What is a Furnished Holiday Let?

A Furnished Holiday Let is a short-term rental property. To qualify under current tax rules, the property must be available for rent for at least 210 days each year and actually let for a minimum of 105 days. However, it must not be useable for long-term lets of over 31 consecutive days for more than 155 days annually.

Why the Abolition of the FHL Tax Regime?

The government’s primary goal is fairness. FHLs used to receive better tax treatment than traditional residential rentals. This included:

By removing these benefits, the government hopes to level the playing field. They also expect to raise a projected total of £355,000,000 in tax revenue by the 2027/28 tax year.

Lost Tax Benefits Since the Abolition of the FHL Tax Regime

With the abolition of the FHL Tax Regime, landlords will no longer enjoy the following advantages:

  • Full Mortgage Interest Deduction – Landlords will now only receive a Basic Rate tax credit on 20% on costs
  • Capital Allowances – Landlords will now only be able to claim “Replacement of Domestic Items Relief”, which does not cover the initial cost of furnishing a property
  • Pension Contributions – Income from FHLs no longer qualifies as “earned income” so landlords can no longer make tax-advantaged pension contributions
  • Business Asset Disposal Relief – Landlords can no longer use Business Asset Disposal Relief to get a 10% Capital Gains Tax rate, with the standard rate of 24% (or 18% for Basic-Rate taxpayers) now applying
  • Rollover and Gift Relief – Landlords can no longer use Capital Gains Tax rollover or gift options

Losses and Profit Sharing

Under the old FHL regime, landlords could only carry forward losses and use them against future profits from the same FHL business.
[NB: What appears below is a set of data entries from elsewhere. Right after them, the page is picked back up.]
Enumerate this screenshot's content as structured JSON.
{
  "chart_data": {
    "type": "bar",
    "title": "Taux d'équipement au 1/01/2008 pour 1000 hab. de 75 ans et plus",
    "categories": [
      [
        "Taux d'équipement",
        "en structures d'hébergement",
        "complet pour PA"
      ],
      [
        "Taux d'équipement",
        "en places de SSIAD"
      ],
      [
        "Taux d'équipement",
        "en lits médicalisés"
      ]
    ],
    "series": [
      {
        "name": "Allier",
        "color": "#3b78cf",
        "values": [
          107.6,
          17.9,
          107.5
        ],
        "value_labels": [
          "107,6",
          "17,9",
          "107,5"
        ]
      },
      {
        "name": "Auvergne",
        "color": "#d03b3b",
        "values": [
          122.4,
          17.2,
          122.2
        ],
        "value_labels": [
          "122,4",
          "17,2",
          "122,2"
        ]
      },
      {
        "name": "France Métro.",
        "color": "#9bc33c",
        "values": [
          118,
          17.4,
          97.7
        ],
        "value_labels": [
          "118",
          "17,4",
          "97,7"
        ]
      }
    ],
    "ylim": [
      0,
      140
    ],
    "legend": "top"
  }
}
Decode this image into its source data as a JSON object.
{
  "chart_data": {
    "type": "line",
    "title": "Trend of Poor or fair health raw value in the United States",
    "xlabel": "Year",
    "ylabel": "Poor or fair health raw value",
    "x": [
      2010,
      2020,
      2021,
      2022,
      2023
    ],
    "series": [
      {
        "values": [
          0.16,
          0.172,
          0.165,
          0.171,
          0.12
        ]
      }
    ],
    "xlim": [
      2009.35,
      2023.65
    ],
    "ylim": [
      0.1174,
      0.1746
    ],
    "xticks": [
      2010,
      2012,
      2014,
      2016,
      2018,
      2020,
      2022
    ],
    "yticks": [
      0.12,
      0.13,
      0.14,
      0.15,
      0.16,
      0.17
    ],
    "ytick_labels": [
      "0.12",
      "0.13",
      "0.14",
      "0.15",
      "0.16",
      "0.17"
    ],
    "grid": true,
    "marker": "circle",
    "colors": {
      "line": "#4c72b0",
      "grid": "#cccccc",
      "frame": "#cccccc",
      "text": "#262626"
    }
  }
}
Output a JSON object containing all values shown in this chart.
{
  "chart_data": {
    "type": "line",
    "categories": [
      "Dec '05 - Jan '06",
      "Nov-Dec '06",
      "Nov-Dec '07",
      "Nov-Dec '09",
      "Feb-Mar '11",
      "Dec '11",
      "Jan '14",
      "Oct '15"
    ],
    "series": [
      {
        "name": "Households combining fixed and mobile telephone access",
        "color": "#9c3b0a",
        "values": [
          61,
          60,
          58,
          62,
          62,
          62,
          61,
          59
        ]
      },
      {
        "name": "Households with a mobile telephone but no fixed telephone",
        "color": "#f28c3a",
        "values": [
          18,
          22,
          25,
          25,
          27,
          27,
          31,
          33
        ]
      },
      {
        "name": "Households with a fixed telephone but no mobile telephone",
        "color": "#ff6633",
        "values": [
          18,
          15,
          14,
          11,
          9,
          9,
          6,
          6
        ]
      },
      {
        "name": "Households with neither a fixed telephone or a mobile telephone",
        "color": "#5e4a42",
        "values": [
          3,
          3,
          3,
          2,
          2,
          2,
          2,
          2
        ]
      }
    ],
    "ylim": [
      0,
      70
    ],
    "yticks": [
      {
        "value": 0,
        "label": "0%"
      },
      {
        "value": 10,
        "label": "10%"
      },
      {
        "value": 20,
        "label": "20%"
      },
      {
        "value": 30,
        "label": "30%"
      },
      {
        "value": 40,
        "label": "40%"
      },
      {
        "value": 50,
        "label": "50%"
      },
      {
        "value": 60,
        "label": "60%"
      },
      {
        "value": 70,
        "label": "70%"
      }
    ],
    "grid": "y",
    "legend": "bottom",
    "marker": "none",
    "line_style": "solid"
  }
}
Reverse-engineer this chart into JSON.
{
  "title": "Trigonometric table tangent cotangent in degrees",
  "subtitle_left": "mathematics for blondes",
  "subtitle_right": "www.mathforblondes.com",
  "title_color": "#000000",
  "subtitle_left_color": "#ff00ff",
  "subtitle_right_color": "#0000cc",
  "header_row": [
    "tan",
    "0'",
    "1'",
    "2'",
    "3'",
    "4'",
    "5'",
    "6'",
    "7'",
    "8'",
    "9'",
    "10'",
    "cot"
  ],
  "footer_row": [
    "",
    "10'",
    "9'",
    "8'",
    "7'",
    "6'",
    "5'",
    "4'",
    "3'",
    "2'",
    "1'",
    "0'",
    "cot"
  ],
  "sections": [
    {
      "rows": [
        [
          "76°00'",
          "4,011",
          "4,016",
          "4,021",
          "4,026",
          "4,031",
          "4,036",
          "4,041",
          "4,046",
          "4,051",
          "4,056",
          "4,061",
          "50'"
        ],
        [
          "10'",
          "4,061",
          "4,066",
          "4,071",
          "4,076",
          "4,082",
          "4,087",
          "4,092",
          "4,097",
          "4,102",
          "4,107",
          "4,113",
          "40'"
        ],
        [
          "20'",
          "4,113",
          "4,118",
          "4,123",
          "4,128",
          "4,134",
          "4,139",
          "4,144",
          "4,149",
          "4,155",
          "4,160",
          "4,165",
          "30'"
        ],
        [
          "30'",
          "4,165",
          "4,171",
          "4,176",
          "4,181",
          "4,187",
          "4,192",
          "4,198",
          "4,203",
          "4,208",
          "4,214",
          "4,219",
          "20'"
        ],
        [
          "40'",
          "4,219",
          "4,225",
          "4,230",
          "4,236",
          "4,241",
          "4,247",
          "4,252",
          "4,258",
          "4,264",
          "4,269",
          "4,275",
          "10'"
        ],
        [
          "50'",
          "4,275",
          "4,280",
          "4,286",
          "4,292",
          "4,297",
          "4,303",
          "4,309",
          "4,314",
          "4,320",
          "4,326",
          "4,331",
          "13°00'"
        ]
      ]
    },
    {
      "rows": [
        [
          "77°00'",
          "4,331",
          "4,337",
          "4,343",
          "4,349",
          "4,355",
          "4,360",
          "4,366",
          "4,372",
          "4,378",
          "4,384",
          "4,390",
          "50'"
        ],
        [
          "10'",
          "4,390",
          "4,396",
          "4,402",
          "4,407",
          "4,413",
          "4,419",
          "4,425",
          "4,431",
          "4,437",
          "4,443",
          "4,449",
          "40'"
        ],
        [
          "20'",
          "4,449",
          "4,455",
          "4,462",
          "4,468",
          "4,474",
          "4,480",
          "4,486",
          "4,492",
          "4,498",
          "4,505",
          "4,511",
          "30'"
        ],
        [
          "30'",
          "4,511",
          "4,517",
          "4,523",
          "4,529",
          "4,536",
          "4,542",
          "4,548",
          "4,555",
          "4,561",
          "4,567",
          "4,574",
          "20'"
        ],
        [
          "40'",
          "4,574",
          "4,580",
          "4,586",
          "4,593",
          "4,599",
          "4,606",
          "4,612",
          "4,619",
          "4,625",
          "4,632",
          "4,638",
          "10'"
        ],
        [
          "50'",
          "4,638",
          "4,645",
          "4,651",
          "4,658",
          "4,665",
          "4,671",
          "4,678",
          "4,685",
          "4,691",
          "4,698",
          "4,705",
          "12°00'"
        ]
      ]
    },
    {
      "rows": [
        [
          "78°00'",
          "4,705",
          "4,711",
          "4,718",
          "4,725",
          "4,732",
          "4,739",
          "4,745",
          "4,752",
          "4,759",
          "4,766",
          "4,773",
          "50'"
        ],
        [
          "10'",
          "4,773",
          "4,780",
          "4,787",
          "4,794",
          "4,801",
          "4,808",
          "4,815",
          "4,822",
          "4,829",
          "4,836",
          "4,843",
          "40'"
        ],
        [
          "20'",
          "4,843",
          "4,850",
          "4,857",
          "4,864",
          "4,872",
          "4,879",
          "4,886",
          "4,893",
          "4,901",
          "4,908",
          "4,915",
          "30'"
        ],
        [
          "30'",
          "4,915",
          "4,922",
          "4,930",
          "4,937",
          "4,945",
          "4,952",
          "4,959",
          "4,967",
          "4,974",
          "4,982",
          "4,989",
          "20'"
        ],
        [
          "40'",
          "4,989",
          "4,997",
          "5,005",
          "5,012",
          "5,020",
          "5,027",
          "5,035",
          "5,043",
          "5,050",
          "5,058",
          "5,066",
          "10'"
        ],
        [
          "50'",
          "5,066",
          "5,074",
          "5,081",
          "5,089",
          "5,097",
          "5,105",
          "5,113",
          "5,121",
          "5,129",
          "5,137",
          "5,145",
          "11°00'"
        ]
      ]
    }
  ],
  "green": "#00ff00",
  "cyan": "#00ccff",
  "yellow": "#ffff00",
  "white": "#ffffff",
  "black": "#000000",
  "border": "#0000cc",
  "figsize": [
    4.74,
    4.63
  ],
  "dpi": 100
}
Now, they can use these losses against profits from other rental properties.

Previously, landlords could split profits into any ratio they chose, regardless of ownership shares, allowing their families or business partners to lower their collective tax bills. Now, profits will generally need to align with ownership percentages unless a legal agreement, such as a Declaration of Trust, states otherwise.

Changes to Stamp Duty Land Tax

In addition to the abolition of the FHL Tax Regime, the government also abolished the Multiple Dwellings Relief (MDR) for Stamp Duty Land Tax from 1st June 2024. MDR used to reduce Stamp Duty when buying two or more properties in a single transaction.

Now, linked transactions no longer apply for the old relief. Other Stamp Duty updates include exemptions for social housing providers and public bodies, and tweaks to first-time buyer relief for new leases held in trust.